Pour la soirée, trois groupes se forment : les supers descendeurs,
les peu descendeurs et les spectateurs. Les supers descendeurs
partent à l'aventure dans la pente A (22% !!!). Les autres (dont
votre fidèle serviteur) vont s'amuser sur l'avenue d'Ouchy (800m à
7,5%). Deux petites heures de bonheur, le funiculaire est gratuit
pour la soirée. Je collectionne ma dizaine de descente.
Le lendemain, ça commence fort avec le slalom. Si Eddy se fait
éliminer rapidement, les frères Gamba se battent durement, et se
qualifient. Ils se rencontrent en demi finale. C'est benoît qui
passera à la finale en descendant sous la barre des 5 secondes (en
gros, les slaloms se courent entre 5 et 6 secondes). Il perdra
malheureusement cette finale en ne terminant pas ses deux slaloms.
Chez les filles, c'est Séverine Thomas (ex Lyonnaise) qui finira
première.
En parallèle, a lieu l'épreuve de short track.

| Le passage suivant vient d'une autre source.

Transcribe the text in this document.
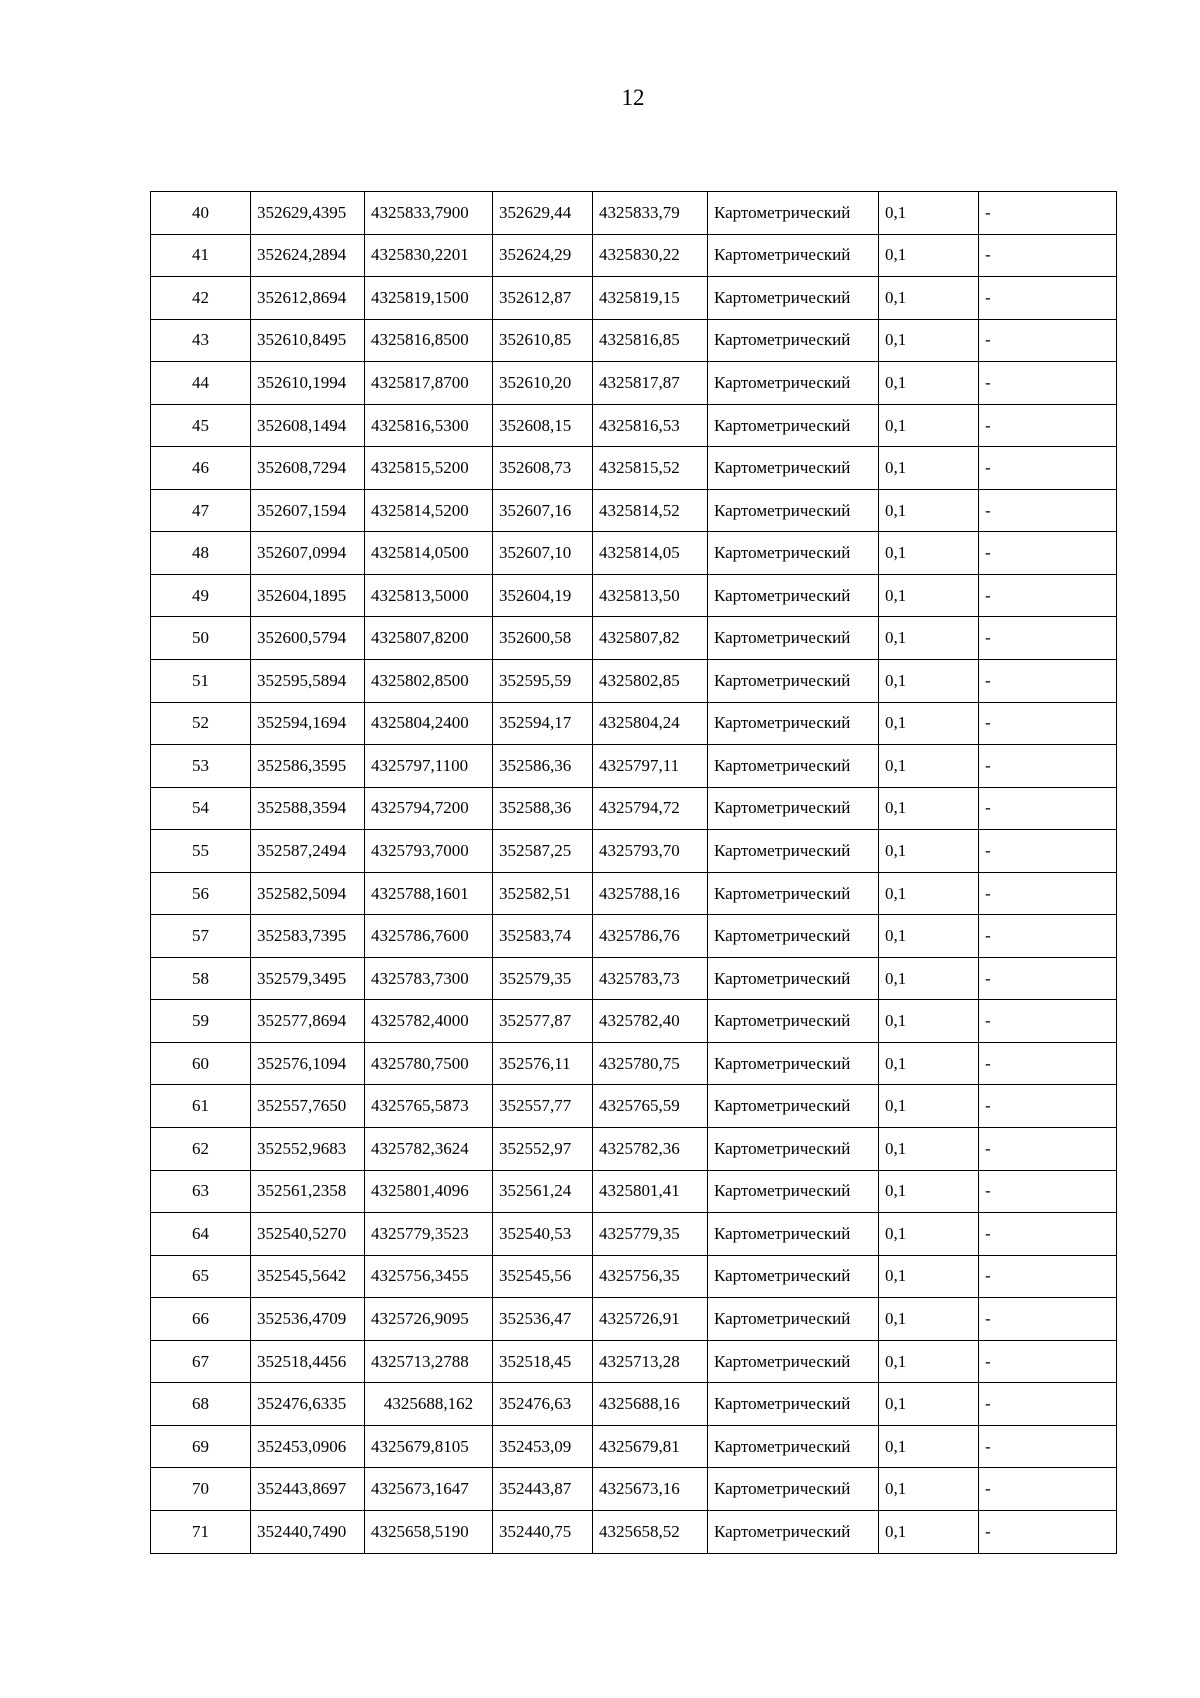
12
40	352629,4395	4325833,7900	352629,44	4325833,79	Картометрический	0,1	-
41	352624,2894	4325830,2201	352624,29	4325830,22	Картометрический	0,1	-
42	352612,8694	4325819,1500	352612,87	4325819,15	Картометрический	0,1	-
43	352610,8495	4325816,8500	352610,85	4325816,85	Картометрический	0,1	-
44	352610,1994	4325817,8700	352610,20	4325817,87	Картометрический	0,1	-
45	352608,1494	4325816,5300	352608,15	4325816,53	Картометрический	0,1	-
46	352608,7294	4325815,5200	352608,73	4325815,52	Картометрический	0,1	-
47	352607,1594	4325814,5200	352607,16	4325814,52	Картометрический	0,1	-
48	352607,0994	4325814,0500	352607,10	4325814,05	Картометрический	0,1	-
49	352604,1895	4325813,5000	352604,19	4325813,50	Картометрический	0,1	-
50	352600,5794	4325807,8200	352600,58	4325807,82	Картометрический	0,1	-
51	352595,5894	4325802,8500	352595,59	4325802,85	Картометрический	0,1	-
52	352594,1694	4325804,2400	352594,17	4325804,24	Картометрический	0,1	-
53	352586,3595	4325797,1100	352586,36	4325797,11	Картометрический	0,1	-
54	352588,3594	4325794,7200	352588,36	4325794,72	Картометрический	0,1	-
55	352587,2494	4325793,7000	352587,25	4325793,70	Картометрический	0,1	-
56	352582,5094	4325788,1601	352582,51	4325788,16	Картометрический	0,1	-
57	352583,7395	4325786,7600	352583,74	4325786,76	Картометрический	0,1	-
58	352579,3495	4325783,7300	352579,35	4325783,73	Картометрический	0,1	-
59	352577,8694	4325782,4000	352577,87	4325782,40	Картометрический	0,1	-
60	352576,1094	4325780,7500	352576,11	4325780,75	Картометрический	0,1	-
61	352557,7650	4325765,5873	352557,77	4325765,59	Картометрический	0,1	-
62	352552,9683	4325782,3624	352552,97	4325782,36	Картометрический	0,1	-
63	352561,2358	4325801,4096	352561,24	4325801,41	Картометрический	0,1	-
64	352540,5270	4325779,3523	352540,53	4325779,35	Картометрический	0,1	-
65	352545,5642	4325756,3455	352545,56	4325756,35	Картометрический	0,1	-
66	352536,4709	4325726,9095	352536,47	4325726,91	Картометрический	0,1	-
67	352518,4456	4325713,2788	352518,45	4325713,28	Картометрический	0,1	-
68	352476,6335	4325688,162	352476,63	4325688,16	Картометрический	0,1	-
69	352453,0906	4325679,8105	352453,09	4325679,81	Картометрический	0,1	-
70	352443,8697	4325673,1647	352443,87	4325673,16	Картометрический	0,1	-
71	352440,7490	4325658,5190	352440,75	4325658,52	Картометрический	0,1	-
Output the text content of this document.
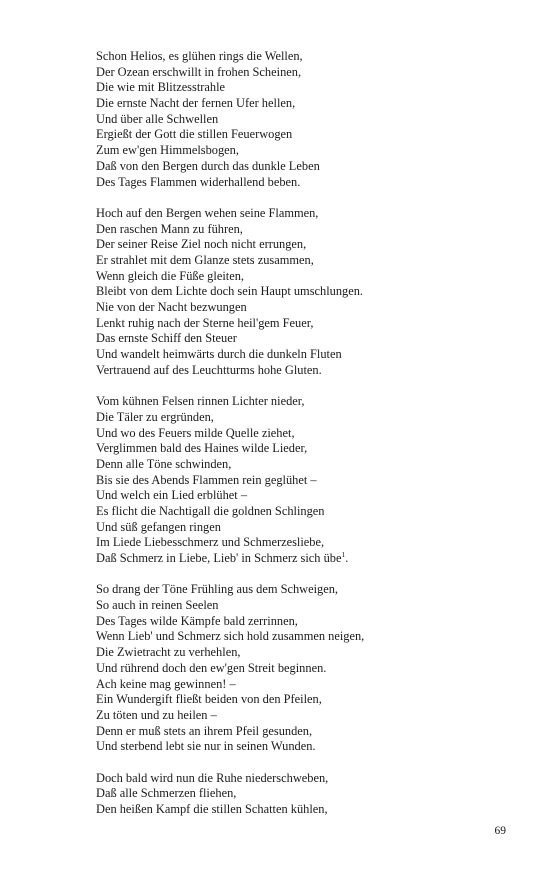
Schon Helios, es glühen rings die Wellen,
Der Ozean erschwillt in frohen Scheinen,
Die wie mit Blitzesstrahle
Die ernste Nacht der fernen Ufer hellen,
Und über alle Schwellen
Ergießt der Gott die stillen Feuerwogen
Zum ew'gen Himmelsbogen,
Daß von den Bergen durch das dunkle Leben
Des Tages Flammen widerhallend beben.
Hoch auf den Bergen wehen seine Flammen,
Den raschen Mann zu führen,
Der seiner Reise Ziel noch nicht errungen,
Er strahlet mit dem Glanze stets zusammen,
Wenn gleich die Füße gleiten,
Bleibt von dem Lichte doch sein Haupt umschlungen.
Nie von der Nacht bezwungen
Lenkt ruhig nach der Sterne heil'gem Feuer,
Das ernste Schiff den Steuer
Und wandelt heimwärts durch die dunkeln Fluten
Vertrauend auf des Leuchtturms hohe Gluten.
Vom kühnen Felsen rinnen Lichter nieder,
Die Täler zu ergründen,
Und wo des Feuers milde Quelle ziehet,
Verglimmen bald des Haines wilde Lieder,
Denn alle Töne schwinden,
Bis sie des Abends Flammen rein geglühet –
Und welch ein Lied erblühet –
Es flicht die Nachtigall die goldnen Schlingen
Und süß gefangen ringen
Im Liede Liebesschmerz und Schmerzesliebe,
Daß Schmerz in Liebe, Lieb' in Schmerz sich übe$^1$.
So drang der Töne Frühling aus dem Schweigen,
So auch in reinen Seelen
Des Tages wilde Kämpfe bald zerrinnen,
Wenn Lieb' und Schmerz sich hold zusammen neigen,
Die Zwietracht zu verhehlen,
Und rührend doch den ew'gen Streit beginnen.
Ach keine mag gewinnen! –
Ein Wundergift fließt beiden von den Pfeilen,
Zu töten und zu heilen –
Denn er muß stets an ihrem Pfeil gesunden,
Und sterbend lebt sie nur in seinen Wunden.
Doch bald wird nun die Ruhe niederschweben,
Daß alle Schmerzen fliehen,
Den heißen Kampf die stillen Schatten kühlen,
69
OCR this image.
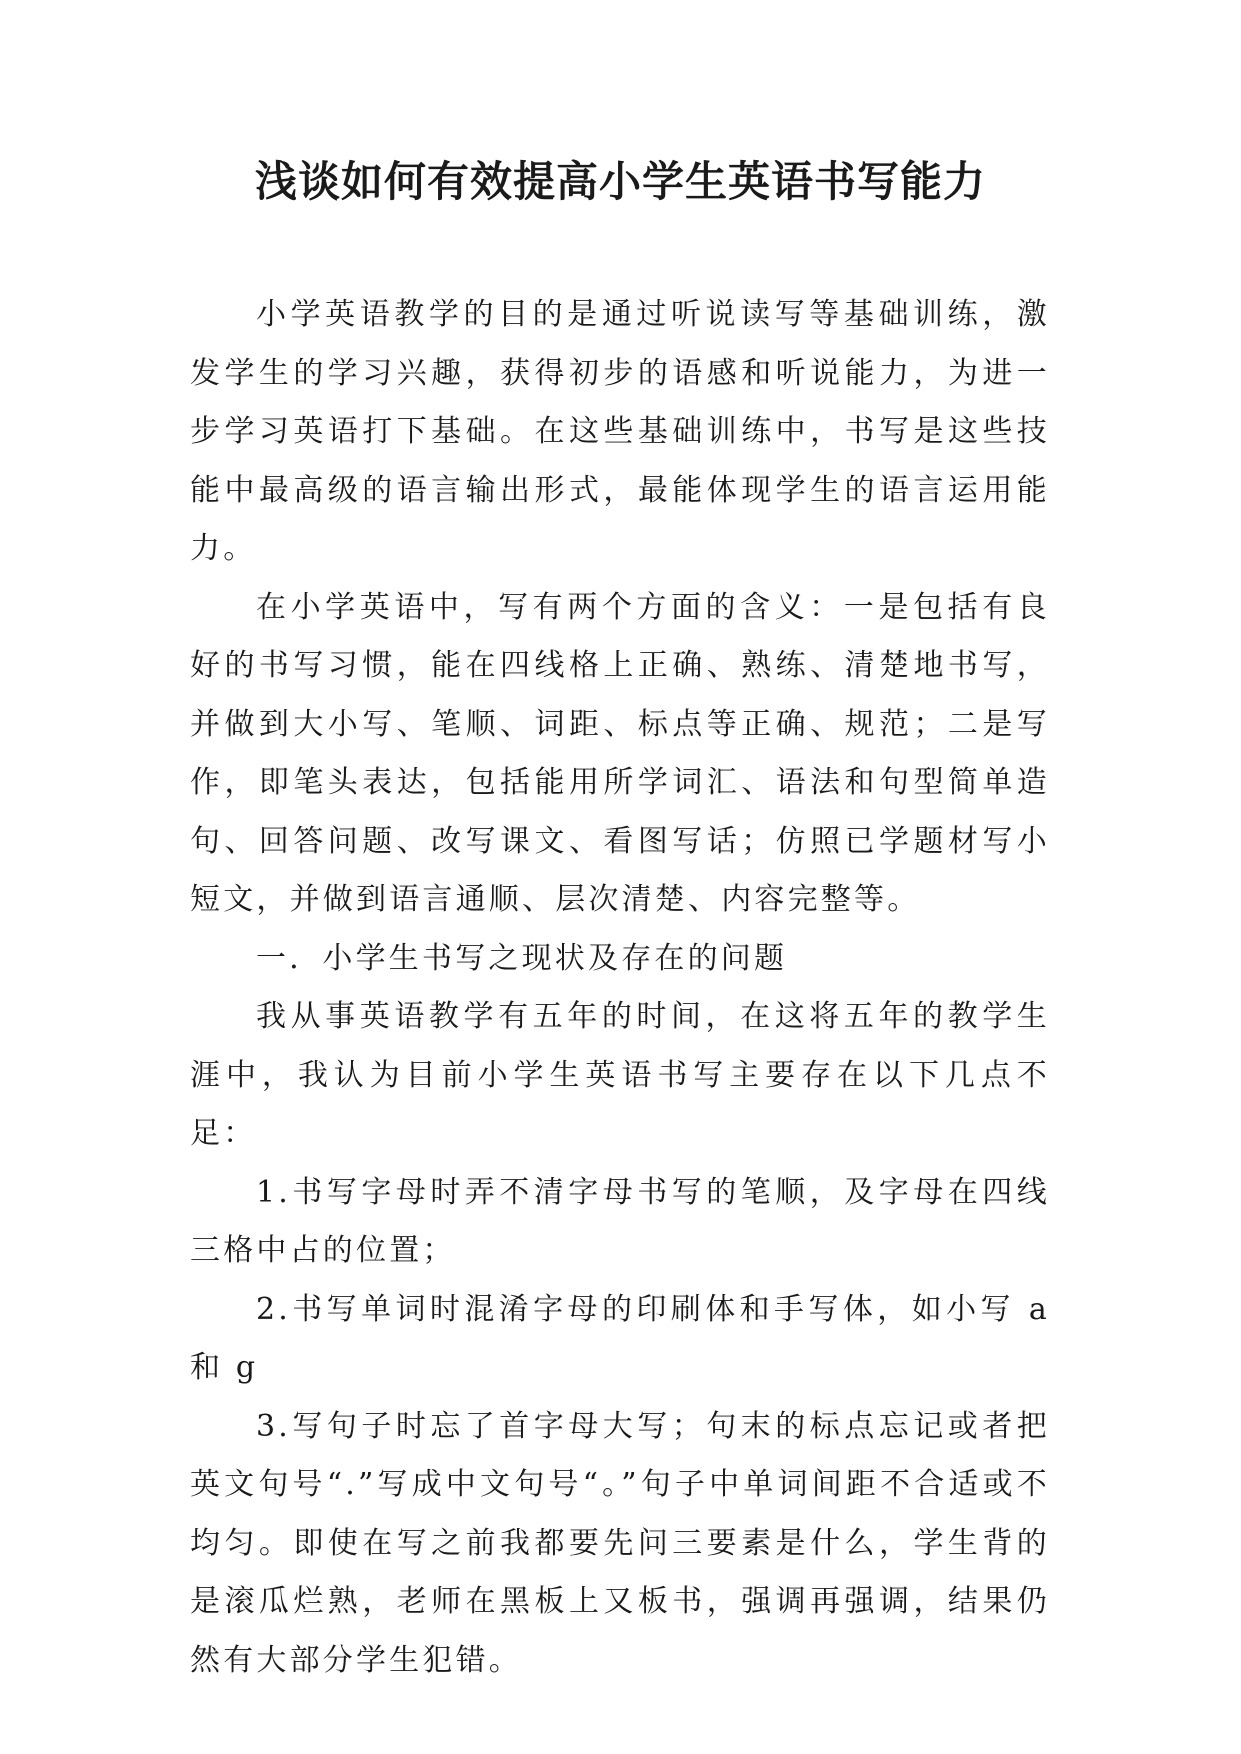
浅谈如何有效提高小学生英语书写能力

小学英语教学的目的是通过听说读写等基础训练，激发学生的学习兴趣，获得初步的语感和听说能力，为进一步学习英语打下基础。在这些基础训练中，书写是这些技能中最高级的语言输出形式，最能体现学生的语言运用能力。

在小学英语中，写有两个方面的含义：一是包括有良好的书写习惯，能在四线格上正确、熟练、清楚地书写，并做到大小写、笔顺、词距、标点等正确、规范；二是写作，即笔头表达，包括能用所学词汇、语法和句型简单造句、回答问题、改写课文、看图写话；仿照已学题材写小短文，并做到语言通顺、层次清楚、内容完整等。

一．小学生书写之现状及存在的问题

我从事英语教学有五年的时间，在这将五年的教学生涯中，我认为目前小学生英语书写主要存在以下几点不足：

1.书写字母时弄不清字母书写的笔顺，及字母在四线三格中占的位置；

2.书写单词时混淆字母的印刷体和手写体，如小写 a 和 g

3.写句子时忘了首字母大写；句末的标点忘记或者把英文句号“.”写成中文句号“。”句子中单词间距不合适或不均匀。即使在写之前我都要先问三要素是什么，学生背的是滚瓜烂熟，老师在黑板上又板书，强调再强调，结果仍然有大部分学生犯错。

C'est un petit anneau
sur lequel il faut terminer trois tours le plus rapidement possible
pour pouvoir accéder à la phase finale qui accueillera quatre riders
en simultanées. Les riders de Générations Roller y font d'excellents
temps, pas moi.
L'après-midi, c'est les qualifications du border cross. Seul vincent
portera les couleurs de Générations Roller, les obstacles proposés
ayant fait reculer les autres concurrents. Il se qualifiera pour la
phase finale qui aura lieu le lendemain.
Le lendemain, venons-y, c'est l'épreuve de descente. Une dizaine de
Lyonnais y participent. Benoît est bien sûr notre favori, il
arrivera deuxième, confortant ainsi sa première place au championnat
d'Europe.
L'après-midi, auront lieu en parallèle la finale du slalom Style et
le border Cross. Je choisi de voir la finale du slalom. Les
concurrent sont impressionnants.
Mais surtout ce qu'on attend avec impatience, et qu'on va chercher à
Meillerie (en face de Lausanne sur le lac) c'est le Water Jump. Pour
ça, il faut une pente, une digue, un tremplin, et un peu de fond. Et
c'est parti, on plonge toute la soirée. La pente fait un peu peur,
mais c'est pour mieux plonger. Tout le monde s'y essaiera, sauf
Séverine qui est toujours blessée.
Comme à chaque fois, le groupe se sépare dans une ambiance bonne
enfant, mais pas vraiment dans un état qui nous permet de reprendre
le chemin du travail qui nous attend le lendemain.